Vying very closely for that Album of the Year slot was this incredible collection of songs by Kris Drever. I first saw Kris performing with LAU at Wickham Folk Festival in 2017. Their gig was recommended to me by several other musicians as the “must-see gig of the weekend”, and it proved to be canny advice. I saw him again at the Bristol Folk Festival in 2019, this time in his solo guise, and I made a mental note to go away and explore his back catalogue properly.
And it’s that catalogue of albums that has provided so much of the soundtrack to my life on the couch this year. In the early months, I listened to “I Didn’t Try Hard Enough” (from 2016’s If Wishes Were Horses) more times than any other track, and the October release of Where the World is Thin has hogged my earphones ever since.
As someone who occasionally records albums myself, I’m very conscious of how someone’s else’s music takes hold of me. On occasion, I have to take a step back and observe how the music I’m listening to is filtering into my own arrangements and productions. We’re all magpies, but sometimes someone else’s sparkly things can slightly overwhelm you. Paul Simon’s work does that to me. I’ll end up listening to it endlessly and then suddenly realise that his turns of phrase, both musically and lyrically, have sprinkled themselves all over whatever it is I’m currently working on.

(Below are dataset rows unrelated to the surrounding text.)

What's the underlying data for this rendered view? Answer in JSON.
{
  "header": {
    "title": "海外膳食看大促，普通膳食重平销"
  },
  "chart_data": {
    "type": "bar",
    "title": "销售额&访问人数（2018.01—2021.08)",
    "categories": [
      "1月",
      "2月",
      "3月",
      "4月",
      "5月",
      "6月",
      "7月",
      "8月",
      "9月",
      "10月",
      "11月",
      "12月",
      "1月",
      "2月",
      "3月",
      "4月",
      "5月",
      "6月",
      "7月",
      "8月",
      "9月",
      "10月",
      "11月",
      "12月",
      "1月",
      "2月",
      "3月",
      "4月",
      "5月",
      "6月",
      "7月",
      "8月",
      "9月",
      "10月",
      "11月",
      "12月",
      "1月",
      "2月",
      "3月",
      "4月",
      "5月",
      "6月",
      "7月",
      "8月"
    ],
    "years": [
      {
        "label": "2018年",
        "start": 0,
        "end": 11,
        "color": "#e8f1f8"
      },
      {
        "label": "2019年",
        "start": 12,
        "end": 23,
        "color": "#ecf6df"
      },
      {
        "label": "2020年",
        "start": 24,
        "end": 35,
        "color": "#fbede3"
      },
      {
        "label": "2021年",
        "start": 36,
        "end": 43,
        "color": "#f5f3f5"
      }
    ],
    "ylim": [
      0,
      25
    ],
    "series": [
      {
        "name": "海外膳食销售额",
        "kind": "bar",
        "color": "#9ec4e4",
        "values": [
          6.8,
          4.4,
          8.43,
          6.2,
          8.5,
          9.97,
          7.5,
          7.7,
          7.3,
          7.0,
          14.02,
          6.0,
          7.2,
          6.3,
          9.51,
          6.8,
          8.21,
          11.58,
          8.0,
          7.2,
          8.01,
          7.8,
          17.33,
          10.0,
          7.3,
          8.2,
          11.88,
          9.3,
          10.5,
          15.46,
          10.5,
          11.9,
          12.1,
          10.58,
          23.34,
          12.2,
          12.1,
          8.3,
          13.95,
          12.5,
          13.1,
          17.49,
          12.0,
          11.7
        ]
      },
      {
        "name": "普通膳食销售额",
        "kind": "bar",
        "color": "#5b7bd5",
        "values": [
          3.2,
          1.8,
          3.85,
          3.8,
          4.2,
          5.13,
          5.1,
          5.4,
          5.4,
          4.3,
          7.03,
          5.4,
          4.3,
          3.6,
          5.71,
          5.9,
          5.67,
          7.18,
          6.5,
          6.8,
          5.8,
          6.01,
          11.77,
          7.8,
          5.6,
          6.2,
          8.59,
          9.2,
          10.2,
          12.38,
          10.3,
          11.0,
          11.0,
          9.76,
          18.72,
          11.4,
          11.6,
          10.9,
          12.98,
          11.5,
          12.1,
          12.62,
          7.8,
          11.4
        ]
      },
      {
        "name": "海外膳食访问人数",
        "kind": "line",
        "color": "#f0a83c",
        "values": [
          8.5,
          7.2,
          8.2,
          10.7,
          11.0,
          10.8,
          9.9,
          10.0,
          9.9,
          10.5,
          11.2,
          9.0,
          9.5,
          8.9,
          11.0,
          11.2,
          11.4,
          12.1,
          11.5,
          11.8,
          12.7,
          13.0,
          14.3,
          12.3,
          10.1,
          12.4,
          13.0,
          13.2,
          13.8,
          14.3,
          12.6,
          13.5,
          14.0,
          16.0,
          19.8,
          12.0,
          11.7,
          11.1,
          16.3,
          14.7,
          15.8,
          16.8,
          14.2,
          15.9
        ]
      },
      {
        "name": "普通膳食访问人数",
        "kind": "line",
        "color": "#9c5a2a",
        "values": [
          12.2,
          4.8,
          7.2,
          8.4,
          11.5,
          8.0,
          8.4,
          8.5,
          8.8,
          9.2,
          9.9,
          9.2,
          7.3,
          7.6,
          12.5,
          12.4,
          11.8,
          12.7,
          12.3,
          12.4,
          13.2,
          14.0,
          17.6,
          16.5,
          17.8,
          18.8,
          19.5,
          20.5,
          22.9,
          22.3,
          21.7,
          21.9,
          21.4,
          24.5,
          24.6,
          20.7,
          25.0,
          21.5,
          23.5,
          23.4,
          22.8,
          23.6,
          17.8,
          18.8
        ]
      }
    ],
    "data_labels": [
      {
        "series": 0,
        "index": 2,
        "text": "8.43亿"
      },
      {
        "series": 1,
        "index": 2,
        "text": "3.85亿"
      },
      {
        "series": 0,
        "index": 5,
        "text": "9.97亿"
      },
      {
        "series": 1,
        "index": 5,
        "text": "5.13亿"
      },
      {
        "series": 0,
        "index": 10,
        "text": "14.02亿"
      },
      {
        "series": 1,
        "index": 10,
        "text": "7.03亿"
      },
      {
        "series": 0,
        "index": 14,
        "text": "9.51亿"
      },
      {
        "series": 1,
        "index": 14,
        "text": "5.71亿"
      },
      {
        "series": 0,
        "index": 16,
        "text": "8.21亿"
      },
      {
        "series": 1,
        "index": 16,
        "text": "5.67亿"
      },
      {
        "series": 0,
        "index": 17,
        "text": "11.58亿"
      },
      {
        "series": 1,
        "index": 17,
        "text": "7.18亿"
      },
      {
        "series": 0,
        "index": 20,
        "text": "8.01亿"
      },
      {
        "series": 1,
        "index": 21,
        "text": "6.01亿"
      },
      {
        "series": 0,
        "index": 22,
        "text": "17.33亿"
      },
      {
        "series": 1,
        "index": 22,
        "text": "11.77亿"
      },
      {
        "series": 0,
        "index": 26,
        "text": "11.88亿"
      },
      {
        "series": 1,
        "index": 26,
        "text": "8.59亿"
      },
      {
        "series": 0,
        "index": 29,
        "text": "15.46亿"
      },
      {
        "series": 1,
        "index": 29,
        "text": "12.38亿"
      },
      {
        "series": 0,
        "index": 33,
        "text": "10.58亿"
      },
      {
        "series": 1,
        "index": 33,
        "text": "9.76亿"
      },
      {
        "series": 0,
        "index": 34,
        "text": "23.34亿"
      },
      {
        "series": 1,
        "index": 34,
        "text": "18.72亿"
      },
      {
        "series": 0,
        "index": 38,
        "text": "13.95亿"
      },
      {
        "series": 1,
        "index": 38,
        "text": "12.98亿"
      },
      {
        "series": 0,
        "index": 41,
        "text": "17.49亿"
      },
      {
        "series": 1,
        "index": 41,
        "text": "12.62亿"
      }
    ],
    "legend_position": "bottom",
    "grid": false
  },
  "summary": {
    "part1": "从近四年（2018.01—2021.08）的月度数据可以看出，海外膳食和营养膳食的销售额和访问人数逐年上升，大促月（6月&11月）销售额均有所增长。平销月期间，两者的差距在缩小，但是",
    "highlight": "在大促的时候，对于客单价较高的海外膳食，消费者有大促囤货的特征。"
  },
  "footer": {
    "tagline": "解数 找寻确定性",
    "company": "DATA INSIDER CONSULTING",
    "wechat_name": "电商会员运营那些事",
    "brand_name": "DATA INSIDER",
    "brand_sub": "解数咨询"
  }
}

That’s what’s happened with Where the World is Thin. In fact, I can pinpoint several things I’m having to watch out for. The half-picking, half-swooping guitar lines that dot the album (you can hear a glorious example in the opening seconds of the title track) – deeply melodic, but rhythmic and precise. The cinematic production of a song like “Scapa Flow 1919” (the sudden appearance of the clattering drum that arrives in the second verse, bringing with it a fresh urgency; the gentle descents that follow the choruses – 2:21 onwards – and end in a vast mind-altering chord that emphasises the sheer scale of the story being told). The storytelling and the lyricism – for Kris Drever is, in my opinion, one of the great lyricists writing today – that thrive on his ability to zoom down from the wonder of the larger picture to the beauty of minutiae, all in the space of a couple of lines.
We were ragged, we were dirty
Though we knew we didn’t care
Our only flag was a linen rag
As lank and lousy as our hair
Esprit de corps and dignity they ran off with our hope
One day I robbed an officer
I sold his iron cross for soap
It’s that kind of album. From universal themes to the tiniest details, it takes it all in, and the listener who choses to spend forty minutes in its company comes out all the more enriched for it. One of 2020’s must-hear albums.